Chicago Underground Duo e um dos melhores discos de 2012

por - 14:08

Chicago Underground - Age of Energy


Sabe quando você ouve um álbum e acha que tem o dever de resenha-lo, pois se não fizer isso, se sentirá culpado pelo resto de sua existência? Aconteceu isso com o novo do Chicago Underground Duo, Age of Energy.


Para começo de conversa sou fã dos trabalhos do Rob Mazurek (sim, de todos que conheço, afinal, o cara tem muitos projetos). E a cada lançamento de algo dele, vejo uma inovação, que algo não soa idêntico ao outro, pelo contrário, tudo se torna uma evolução. O SPU, por exemplo, uma baita pedrada junto com o Mauricio Takara, Guilherme Granado e Richard Ribeiro. Tão sacando?


Não poderia ser diferente aqui, com o Chicago Underground Duo, uma união de Rob Mazurek e Chad Taylor. Ouvi o Boca Negra tem uns dois ou três anos, e foi uma das coisas mais loucas e gostosas que já escutei em toda minha vida. Do início ao fim, algo que não soa bobo, nem forçado a ser conceitual. Sincero e visceral.




[caption id="attachment_13480" align="aligncenter" width="610" caption="Chad Taylor e Rob Mazurek. Foto das antigas."]chicagoundergroundduo[/caption]
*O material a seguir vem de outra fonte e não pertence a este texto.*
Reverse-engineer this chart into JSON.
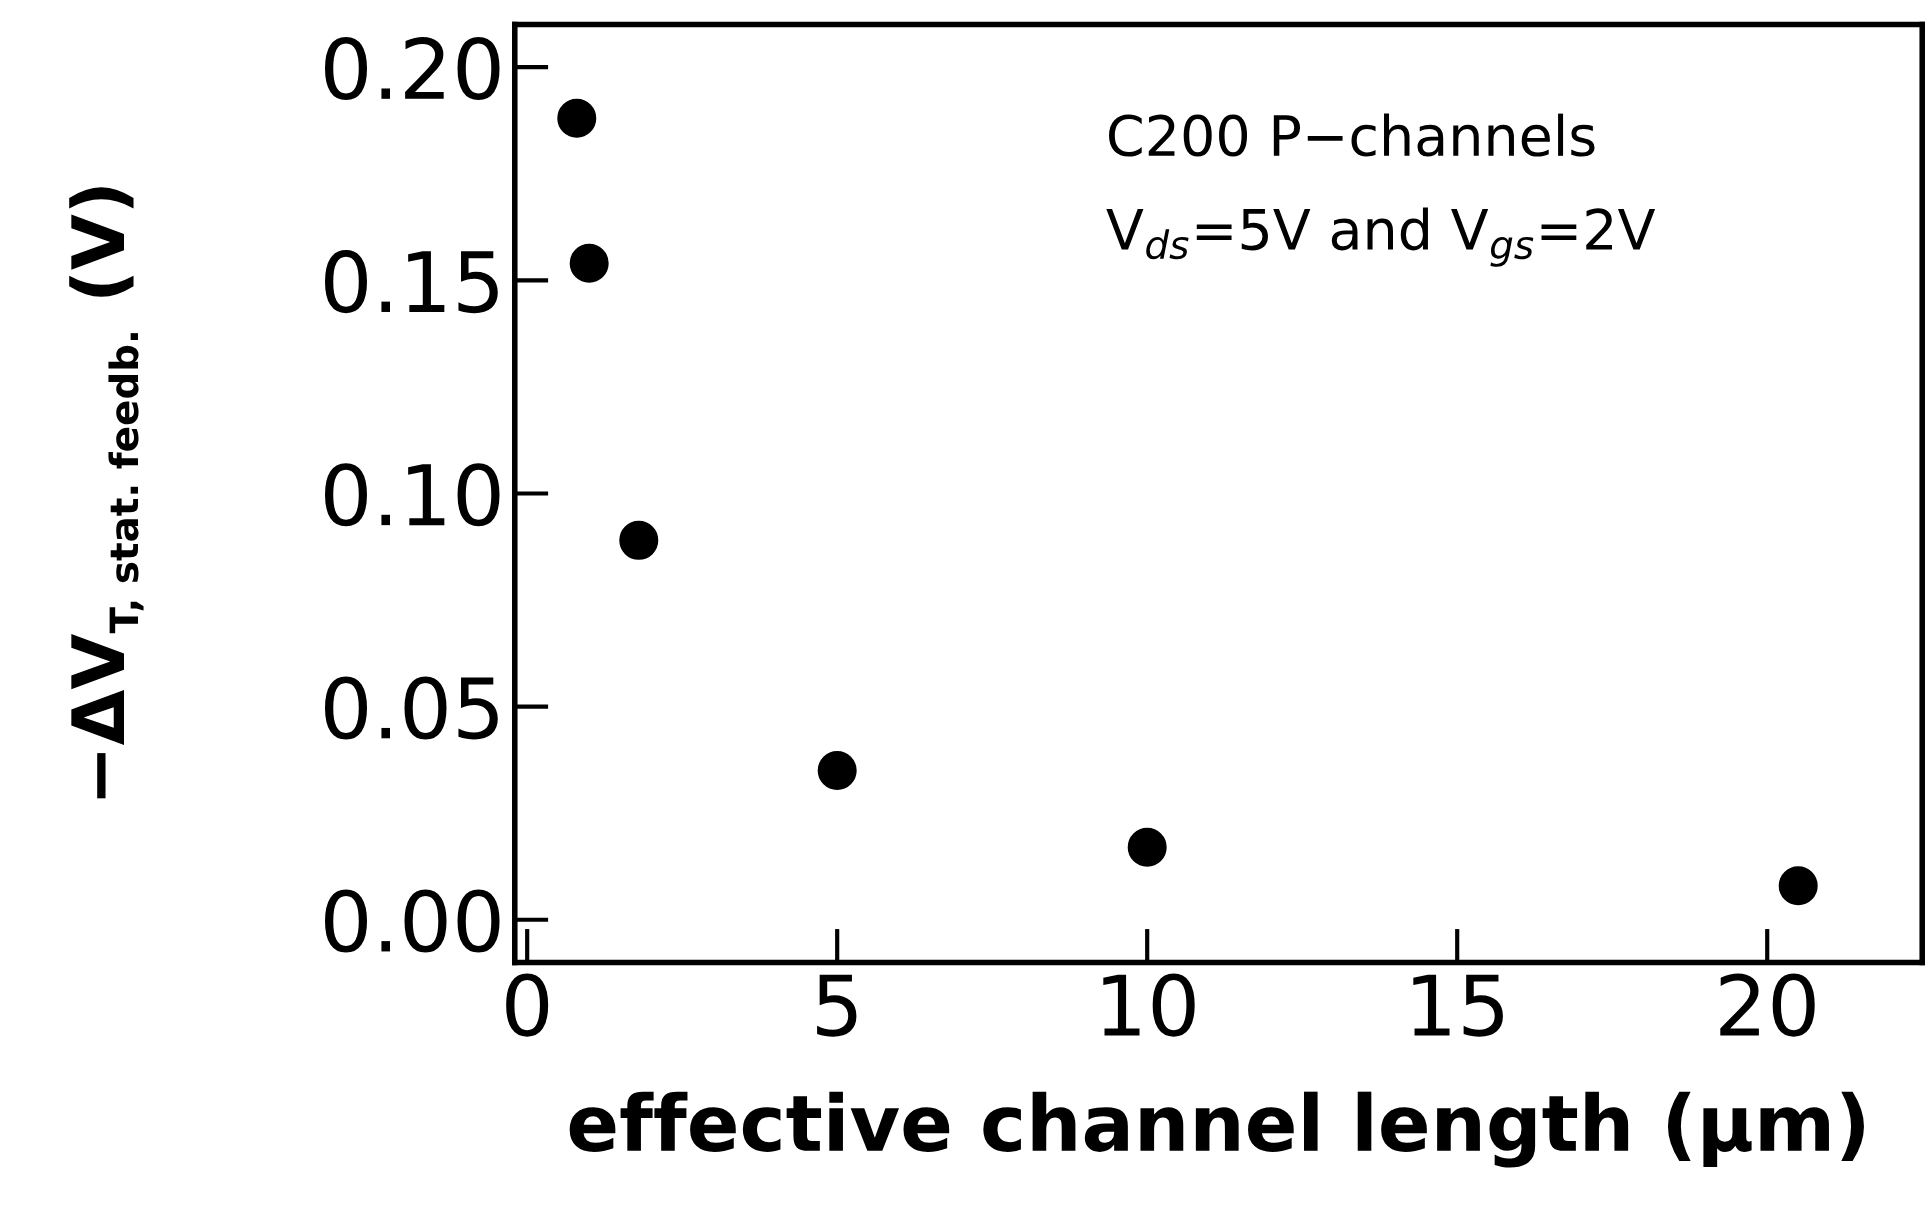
{
  "chart_data": {
    "type": "scatter",
    "xlabel": "effective channel length (μm)",
    "ylabel": "−ΔV$_{T, stat. feedb.}$ (V)",
    "annotations": [
      "C200 P−channels",
      "V$_{ds}$=5V and V$_{gs}$=2V"
    ],
    "x": [
      0.8,
      1.0,
      1.8,
      5.0,
      10.0,
      20.5
    ],
    "values": [
      0.188,
      0.154,
      0.089,
      0.035,
      0.017,
      0.008
    ],
    "color": "#000000",
    "marker": "circle",
    "xlim": [
      -0.2,
      22.5
    ],
    "ylim": [
      -0.01,
      0.21
    ],
    "xticks": [
      0,
      5,
      10,
      15,
      20
    ],
    "yticks": [
      {
        "value": 0,
        "label": "0.00"
      },
      {
        "value": 0.05,
        "label": "0.05"
      },
      {
        "value": 0.1,
        "label": "0.10"
      },
      {
        "value": 0.15,
        "label": "0.15"
      },
      {
        "value": 0.2,
        "label": "0.20"
      }
    ],
    "grid": false,
    "legend": false
  }
}
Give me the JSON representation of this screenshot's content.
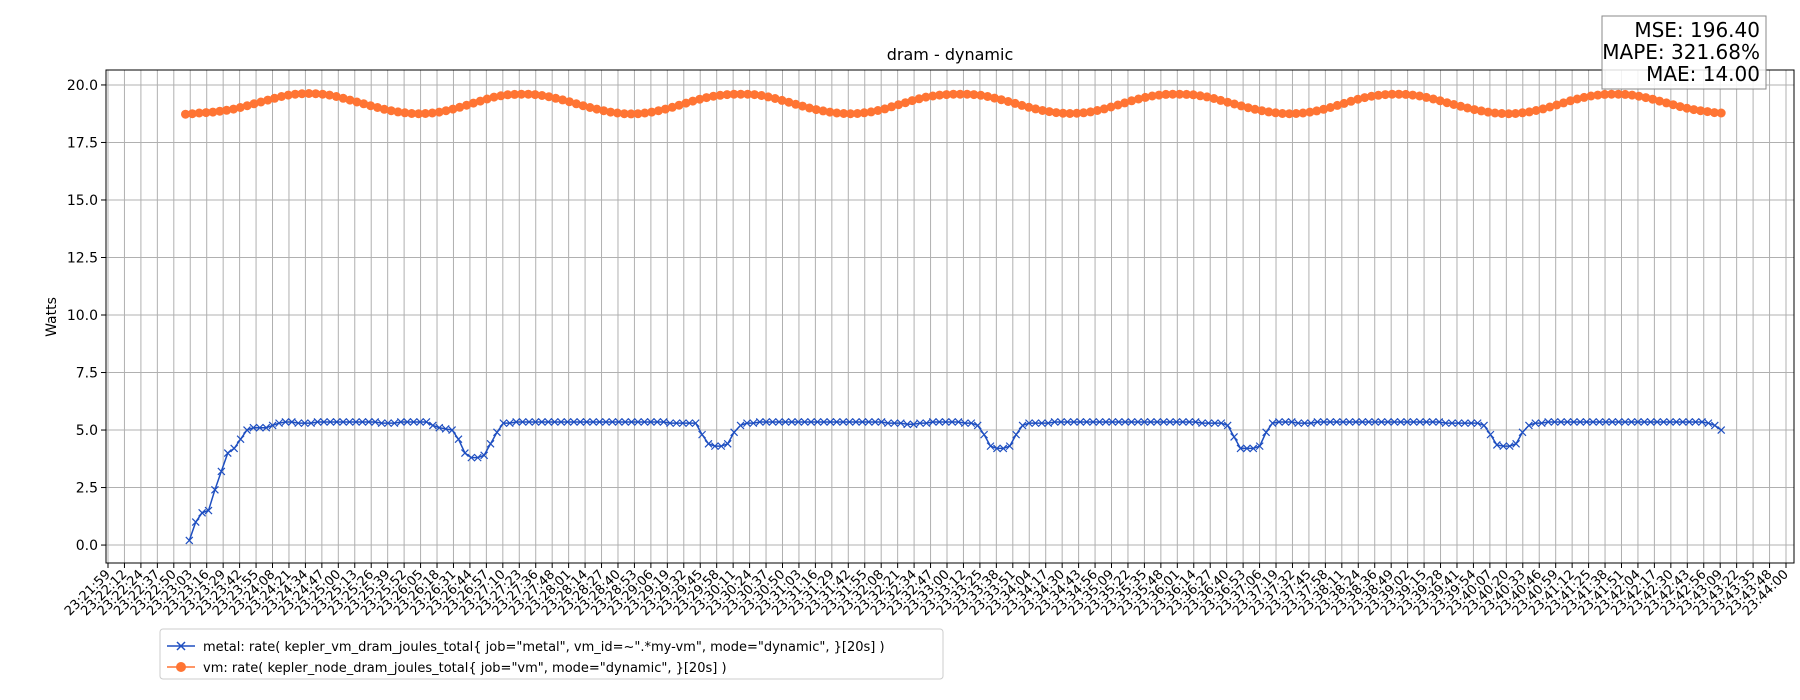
{
  "chart_data": {
    "type": "line",
    "title": "dram - dynamic",
    "xlabel": "",
    "ylabel": "Watts",
    "ylim": [
      -0.78,
      20.65
    ],
    "yticks": [
      0.0,
      2.5,
      5.0,
      7.5,
      10.0,
      12.5,
      15.0,
      17.5,
      20.0
    ],
    "grid": true,
    "legend_position": "bottom-left",
    "x_tick_labels": [
      "23:21:59",
      "23:22:12",
      "23:22:24",
      "23:22:37",
      "23:22:50",
      "23:23:03",
      "23:23:16",
      "23:23:29",
      "23:23:42",
      "23:23:55",
      "23:24:08",
      "23:24:21",
      "23:24:34",
      "23:24:47",
      "23:25:00",
      "23:25:13",
      "23:25:26",
      "23:25:39",
      "23:25:52",
      "23:26:05",
      "23:26:18",
      "23:26:31",
      "23:26:44",
      "23:26:57",
      "23:27:10",
      "23:27:23",
      "23:27:36",
      "23:27:48",
      "23:28:01",
      "23:28:14",
      "23:28:27",
      "23:28:40",
      "23:28:53",
      "23:29:06",
      "23:29:19",
      "23:29:32",
      "23:29:45",
      "23:29:58",
      "23:30:11",
      "23:30:24",
      "23:30:37",
      "23:30:50",
      "23:31:03",
      "23:31:16",
      "23:31:29",
      "23:31:42",
      "23:31:55",
      "23:32:08",
      "23:32:21",
      "23:32:34",
      "23:32:47",
      "23:33:00",
      "23:33:12",
      "23:33:25",
      "23:33:38",
      "23:33:51",
      "23:34:04",
      "23:34:17",
      "23:34:30",
      "23:34:43",
      "23:34:56",
      "23:35:09",
      "23:35:22",
      "23:35:35",
      "23:35:48",
      "23:36:01",
      "23:36:14",
      "23:36:27",
      "23:36:40",
      "23:36:53",
      "23:37:06",
      "23:37:19",
      "23:37:32",
      "23:37:45",
      "23:37:58",
      "23:38:11",
      "23:38:24",
      "23:38:36",
      "23:38:49",
      "23:39:02",
      "23:39:15",
      "23:39:28",
      "23:39:41",
      "23:39:54",
      "23:40:07",
      "23:40:20",
      "23:40:33",
      "23:40:46",
      "23:40:59",
      "23:41:12",
      "23:41:25",
      "23:41:38",
      "23:41:51",
      "23:42:04",
      "23:42:17",
      "23:42:30",
      "23:42:43",
      "23:42:56",
      "23:43:09",
      "23:43:22",
      "23:43:35",
      "23:43:48",
      "23:44:00"
    ],
    "x_tick_positions_idx_note": "",
    "series": [
      {
        "name": "metal: rate( kepler_vm_dram_joules_total{ job=\"metal\", vm_id=~\".*my-vm\", mode=\"dynamic\", }[20s] )",
        "color": "#1f4fc1",
        "marker": "x",
        "x_range": [
          "23:23:03",
          "23:43:09"
        ],
        "values": [
          0.2,
          1.0,
          1.4,
          1.5,
          2.4,
          3.2,
          4.0,
          4.2,
          4.6,
          5.0,
          5.1,
          5.1,
          5.1,
          5.2,
          5.3,
          5.35,
          5.35,
          5.3,
          5.3,
          5.3,
          5.35,
          5.35,
          5.35,
          5.35,
          5.35,
          5.35,
          5.35,
          5.35,
          5.35,
          5.35,
          5.3,
          5.3,
          5.3,
          5.35,
          5.35,
          5.35,
          5.35,
          5.35,
          5.2,
          5.1,
          5.05,
          5.0,
          4.6,
          4.0,
          3.8,
          3.8,
          3.9,
          4.4,
          4.9,
          5.3,
          5.3,
          5.35,
          5.35,
          5.35,
          5.35,
          5.35,
          5.35,
          5.35,
          5.35,
          5.35,
          5.35,
          5.35,
          5.35,
          5.35,
          5.35,
          5.35,
          5.35,
          5.35,
          5.35,
          5.35,
          5.35,
          5.35,
          5.35,
          5.35,
          5.35,
          5.3,
          5.3,
          5.3,
          5.3,
          5.3,
          4.8,
          4.4,
          4.3,
          4.3,
          4.4,
          4.9,
          5.2,
          5.3,
          5.3,
          5.35,
          5.35,
          5.35,
          5.35,
          5.35,
          5.35,
          5.35,
          5.35,
          5.35,
          5.35,
          5.35,
          5.35,
          5.35,
          5.35,
          5.35,
          5.35,
          5.35,
          5.35,
          5.35,
          5.35,
          5.3,
          5.3,
          5.3,
          5.25,
          5.25,
          5.3,
          5.3,
          5.35,
          5.35,
          5.35,
          5.35,
          5.35,
          5.3,
          5.3,
          5.2,
          4.8,
          4.3,
          4.2,
          4.2,
          4.3,
          4.8,
          5.2,
          5.3,
          5.3,
          5.3,
          5.3,
          5.35,
          5.35,
          5.35,
          5.35,
          5.35,
          5.35,
          5.35,
          5.35,
          5.35,
          5.35,
          5.35,
          5.35,
          5.35,
          5.35,
          5.35,
          5.35,
          5.35,
          5.35,
          5.35,
          5.35,
          5.35,
          5.35,
          5.35,
          5.3,
          5.3,
          5.3,
          5.3,
          5.2,
          4.7,
          4.2,
          4.2,
          4.2,
          4.3,
          4.9,
          5.3,
          5.35,
          5.35,
          5.35,
          5.3,
          5.3,
          5.3,
          5.35,
          5.35,
          5.35,
          5.35,
          5.35,
          5.35,
          5.35,
          5.35,
          5.35,
          5.35,
          5.35,
          5.35,
          5.35,
          5.35,
          5.35,
          5.35,
          5.35,
          5.35,
          5.35,
          5.35,
          5.3,
          5.3,
          5.3,
          5.3,
          5.3,
          5.3,
          5.2,
          4.8,
          4.35,
          4.3,
          4.3,
          4.4,
          4.9,
          5.2,
          5.3,
          5.3,
          5.35,
          5.35,
          5.35,
          5.35,
          5.35,
          5.35,
          5.35,
          5.35,
          5.35,
          5.35,
          5.35,
          5.35,
          5.35,
          5.35,
          5.35,
          5.35,
          5.35,
          5.35,
          5.35,
          5.35,
          5.35,
          5.35,
          5.35,
          5.35,
          5.35,
          5.3,
          5.2,
          5.0
        ]
      },
      {
        "name": "vm: rate( kepler_node_dram_joules_total{ job=\"vm\", mode=\"dynamic\", }[20s] )",
        "color": "#ff7433",
        "marker": "o",
        "x_range": [
          "23:23:00",
          "23:43:09"
        ],
        "values": [
          18.73,
          18.75,
          18.78,
          18.8,
          18.82,
          18.86,
          18.9,
          18.95,
          19.02,
          19.1,
          19.18,
          19.26,
          19.34,
          19.42,
          19.5,
          19.56,
          19.6,
          19.62,
          19.63,
          19.62,
          19.6,
          19.56,
          19.5,
          19.42,
          19.34,
          19.26,
          19.18,
          19.1,
          19.02,
          18.94,
          18.88,
          18.83,
          18.79,
          18.76,
          18.75,
          18.76,
          18.78,
          18.82,
          18.88,
          18.95,
          19.03,
          19.12,
          19.21,
          19.3,
          19.39,
          19.47,
          19.53,
          19.57,
          19.59,
          19.6,
          19.6,
          19.58,
          19.54,
          19.49,
          19.42,
          19.35,
          19.27,
          19.18,
          19.1,
          19.02,
          18.95,
          18.88,
          18.82,
          18.78,
          18.75,
          18.74,
          18.75,
          18.78,
          18.82,
          18.88,
          18.95,
          19.03,
          19.12,
          19.21,
          19.3,
          19.38,
          19.45,
          19.51,
          19.55,
          19.58,
          19.6,
          19.6,
          19.6,
          19.58,
          19.54,
          19.48,
          19.41,
          19.33,
          19.25,
          19.16,
          19.08,
          19.0,
          18.93,
          18.87,
          18.82,
          18.78,
          18.76,
          18.75,
          18.76,
          18.79,
          18.83,
          18.89,
          18.96,
          19.05,
          19.14,
          19.23,
          19.32,
          19.4,
          19.47,
          19.52,
          19.56,
          19.58,
          19.6,
          19.6,
          19.6,
          19.58,
          19.55,
          19.5,
          19.43,
          19.36,
          19.28,
          19.2,
          19.11,
          19.03,
          18.96,
          18.89,
          18.84,
          18.8,
          18.77,
          18.76,
          18.77,
          18.79,
          18.83,
          18.89,
          18.96,
          19.04,
          19.13,
          19.22,
          19.31,
          19.39,
          19.46,
          19.52,
          19.56,
          19.59,
          19.6,
          19.6,
          19.59,
          19.57,
          19.53,
          19.48,
          19.41,
          19.33,
          19.25,
          19.17,
          19.09,
          19.01,
          18.94,
          18.88,
          18.83,
          18.79,
          18.76,
          18.75,
          18.76,
          18.78,
          18.82,
          18.87,
          18.94,
          19.02,
          19.11,
          19.2,
          19.29,
          19.38,
          19.45,
          19.51,
          19.55,
          19.58,
          19.6,
          19.6,
          19.59,
          19.56,
          19.52,
          19.46,
          19.39,
          19.31,
          19.23,
          19.15,
          19.07,
          19.0,
          18.93,
          18.87,
          18.82,
          18.78,
          18.76,
          18.75,
          18.76,
          18.79,
          18.83,
          18.89,
          18.96,
          19.04,
          19.13,
          19.22,
          19.31,
          19.39,
          19.46,
          19.52,
          19.56,
          19.59,
          19.6,
          19.6,
          19.59,
          19.56,
          19.51,
          19.45,
          19.38,
          19.3,
          19.22,
          19.14,
          19.06,
          18.99,
          18.93,
          18.88,
          18.84,
          18.8,
          18.78
        ]
      }
    ],
    "annotation": [
      "MSE: 196.40",
      "MAPE: 321.68%",
      "MAE: 14.00"
    ]
  }
}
Age of Energy, lançado no mês de março pelo selo gringo Nothern Spy, confirma o que foi dito sobre o Mazurek acima. Tenso, gostoso e experimental do play na primeira música, Winds Sweeping Pines, com 19 minutos, ao último segundo de Moon Debris, quinta canção do álbum.


Numa espécie de faixa a faixa, poderia dizer que a primeira engloba muita coisa. Começa simples, com pequenos ruídos, feitos de um pedal talvez, não sei ao certo o instrumento e com o tempo vai ganhando outros elementos, chega a adquirir até um pouco de ritmo, mas quebra, volta ao começo, uns synths, uns barulhos, ruídos, a bateria do Chad Taylor chegando, às vezes o clássico trompete do Maza. No final da faixa, por volta dos 16 minutos, aí sim, uma parada bem doida, sem quebrar, ritmo e uma técnica absurda. Resumindo: esses 19 minutos da primeira música dá pau em muito disco de 40.


A segunda música, It’s Alright, não está nada ok. É mais um belo show de experimentação e loucura para o ouvinte apreciar. De fundo para pequenas falas, um som que consigo apenas descrever como algo cósmico, na sequencia, chega um ruído que não incomoda, mas dá um tom mais sombrio e galáctico para a faixa. Essa musica é menor que a outra, 10 minutos, o que não quer dizer que seja menos torta. Pelo contrário, é tanto quanto a anterior.


Castle In Your Heart é bem mais curta que as anteriores, mas puts, eu queria ter feito esse começo no xilofone. Mesmo. Queria também saber tocar esse instrumento. A música é linda. O trompete do Mazurek, o xilofone, tudo sincronizado, numa canção que experimenta muito, mas não da mesma maneira que as passadas, é bem mais delicada e suave. Sério, essa faixa é foda.



Age of Energy é a quarta música e é quem dá nome ao álbum. Não há definição melhor, nem uma palavra que resuma esta canção melhor que: brutal. Um pouco daquela pegada cósmica, um pouco de toda a loucura da primeira e um ritmo bem acelerado, de fazer o coração disparar, principalmente pela percussão comandada por Chad Taylor.


Moon Debris encerra um dos melhores discos que ouvi em 2012 com maestria e agitação, numa espécie de continuação da primeira música. O final de Winds Sweeping Pines, conecta-se com a quinta canção. É uma baita sacada e um ótimo final para este belo álbum.


Age of Energy é de longe um dos melhores registros que escutei em 2012. Por enquanto, já pensando naquelas listinhas de final de ano, esse aqui abocanhou com folga a única vaga reservada para os gringos. Valeu Chad e Mazurek, mesmo!